Matching companies with relevant research groups
Individual companies need not worry about finding the right researchers or the right technologies. The three universities work together through a collaborative partnership called LINX (Linking Industry to Neutrons and X-rays), whose secretariat can survey an individual company’s challenge and match the firm with a relevant research group.
Furthermore, researchers will refer companies to other universities if they find out that the challenge is best tackled elsewhere. This is a departure from universities seeing themselves as competitors with regards to private sector collaboration – and regardless of the fact that Aarhus University and DTU are collaborating to design, build and operate a 100 million kroner instrument at MAX IV, DanMAX, a cornerstone of the future research set to serve Danish companies.

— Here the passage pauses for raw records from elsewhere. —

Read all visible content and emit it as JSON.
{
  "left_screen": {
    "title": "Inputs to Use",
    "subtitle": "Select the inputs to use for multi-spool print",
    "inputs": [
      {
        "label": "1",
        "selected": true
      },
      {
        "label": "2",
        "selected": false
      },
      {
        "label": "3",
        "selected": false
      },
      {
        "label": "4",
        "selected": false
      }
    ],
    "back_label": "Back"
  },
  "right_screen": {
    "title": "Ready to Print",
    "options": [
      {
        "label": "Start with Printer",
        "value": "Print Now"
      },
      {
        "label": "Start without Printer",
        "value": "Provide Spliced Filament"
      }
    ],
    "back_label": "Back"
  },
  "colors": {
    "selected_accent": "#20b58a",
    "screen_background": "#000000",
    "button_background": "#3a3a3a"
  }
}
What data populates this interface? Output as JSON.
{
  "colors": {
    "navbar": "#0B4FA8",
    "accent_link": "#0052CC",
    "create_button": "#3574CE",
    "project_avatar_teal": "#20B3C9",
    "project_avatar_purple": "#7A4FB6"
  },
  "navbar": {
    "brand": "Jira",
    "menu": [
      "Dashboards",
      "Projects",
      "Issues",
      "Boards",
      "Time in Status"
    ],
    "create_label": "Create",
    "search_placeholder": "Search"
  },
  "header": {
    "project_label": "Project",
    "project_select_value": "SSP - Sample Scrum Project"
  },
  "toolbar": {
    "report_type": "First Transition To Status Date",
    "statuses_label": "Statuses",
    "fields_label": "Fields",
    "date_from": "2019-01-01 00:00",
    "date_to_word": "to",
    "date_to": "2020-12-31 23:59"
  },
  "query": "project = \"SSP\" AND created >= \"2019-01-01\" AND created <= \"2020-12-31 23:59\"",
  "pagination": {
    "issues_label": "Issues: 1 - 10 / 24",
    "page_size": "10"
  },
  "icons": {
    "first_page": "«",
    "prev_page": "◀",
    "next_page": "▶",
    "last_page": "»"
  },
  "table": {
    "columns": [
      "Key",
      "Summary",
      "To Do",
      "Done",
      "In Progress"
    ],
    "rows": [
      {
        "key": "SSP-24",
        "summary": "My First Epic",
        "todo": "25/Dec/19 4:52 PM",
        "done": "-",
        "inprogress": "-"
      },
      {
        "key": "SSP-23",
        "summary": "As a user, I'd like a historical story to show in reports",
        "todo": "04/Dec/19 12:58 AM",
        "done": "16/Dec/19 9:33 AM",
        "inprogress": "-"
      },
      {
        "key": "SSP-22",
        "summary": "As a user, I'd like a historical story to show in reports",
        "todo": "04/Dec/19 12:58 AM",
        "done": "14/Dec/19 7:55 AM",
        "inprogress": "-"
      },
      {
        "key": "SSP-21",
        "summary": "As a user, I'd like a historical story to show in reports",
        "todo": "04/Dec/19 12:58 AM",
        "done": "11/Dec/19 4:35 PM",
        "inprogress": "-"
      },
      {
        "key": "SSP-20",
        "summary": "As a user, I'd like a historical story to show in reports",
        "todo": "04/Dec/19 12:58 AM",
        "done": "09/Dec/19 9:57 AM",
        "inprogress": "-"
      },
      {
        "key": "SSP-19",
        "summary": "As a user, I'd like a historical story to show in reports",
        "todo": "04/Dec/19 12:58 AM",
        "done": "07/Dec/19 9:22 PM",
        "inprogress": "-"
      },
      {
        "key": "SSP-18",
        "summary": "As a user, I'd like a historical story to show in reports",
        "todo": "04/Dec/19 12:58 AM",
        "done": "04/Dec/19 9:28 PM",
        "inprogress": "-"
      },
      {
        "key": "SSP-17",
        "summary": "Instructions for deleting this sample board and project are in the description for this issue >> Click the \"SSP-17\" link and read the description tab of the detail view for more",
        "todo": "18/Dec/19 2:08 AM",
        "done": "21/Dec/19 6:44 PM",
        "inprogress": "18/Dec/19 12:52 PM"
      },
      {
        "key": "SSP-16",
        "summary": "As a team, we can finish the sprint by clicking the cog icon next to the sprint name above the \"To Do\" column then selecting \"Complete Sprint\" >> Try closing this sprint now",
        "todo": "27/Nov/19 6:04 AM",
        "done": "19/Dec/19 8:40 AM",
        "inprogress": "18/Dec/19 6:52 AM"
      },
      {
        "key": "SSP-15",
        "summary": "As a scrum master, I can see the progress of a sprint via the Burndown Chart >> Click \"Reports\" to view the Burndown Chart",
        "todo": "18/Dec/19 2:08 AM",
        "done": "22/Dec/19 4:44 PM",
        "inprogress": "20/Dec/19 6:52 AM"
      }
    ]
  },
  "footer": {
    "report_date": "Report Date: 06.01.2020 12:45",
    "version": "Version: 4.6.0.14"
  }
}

A fulfilled company enquiry will result in the delivery of a preliminary report that the company can use to determine if it wishes to carry on with a shared project, along with one or more of the other LINX companies (and share results), or if it would like to pay for commissioned research itself. 12 companies have already engaged with LINX, with funding and labour. Other partners include the Central Denmark Region, Capital Region and Innovation Fund Denmark.
About the facilities
Each of the three facilities will be the most powerful of its type on the planet. As they take advantage of different techniques to achieve a common objective – to study how materials interact with X-rays or neutrons – they are somewhat like the “CERN of materials research”.
MAX IV Synchrotron
- The MAX IV Synchrotron in Lund, Sweden is the world’s most advanced and brightest X-ray source and dedicated to materials research. The MAX IV includes the DanMAX X-ray materials science beamline, equipped with two end stations, one for full field imaging, and one for powder diffraction. DanMAX is being built by DTU and Aarhus University, with an expected completion date in 2019.
- Imaging can be used to study the inner structure of materials, both under static conditions and over time.
- Powder diffraction can analyze molecules and chemical processes down to individual atoms.
European Spallation Source (ESS)
- The European Spallation Source (ESS) is the world’s most powerful neutron source and will neighbour MAX IV. The ESS will be ready for scientific and industrial use in 2023. Denmark is contributing funding for the ESS and Danish universities are actively participating in the development of three of the initial 15 scientific instruments to be supplied by neutrons from the ESS.
- The neutron source makes it possible to look at almost all materials without damaging them, as neutrons barely interact with the materials they penetrate.
- Neutron scattering is a useful tool in physics, chemistry, geology, biology and medicine because it can reveal both structures and dynamics in atoms and molecules.
European X-ray Free Electron Laser (E-XFEL)
- When completed later this year, the European X-ray Free Electron Laser (E-XFEL) in Hamburg will be the world’s most powerful x-ray laser. Denmark has contributed to the funding of the E-XFEL, and one of the beamlines, the Femtosecond X-ray Experiment (FXE), is a Danish design.
- With ultrashort X-ray flashes – up to 27,000 times a second – the average brilliance is ten-thousand times greater than that of the best conventional X-ray sources. The European XFEL will open up areas of research that were previously inaccessible.
- The X-ray laser will make it possible to film chemical reactions with unprecedented precision and resolution, making it possible to closely study atomic placement and transformation. This will pave the way for tailoring pharmaceuticals and materials with new properties.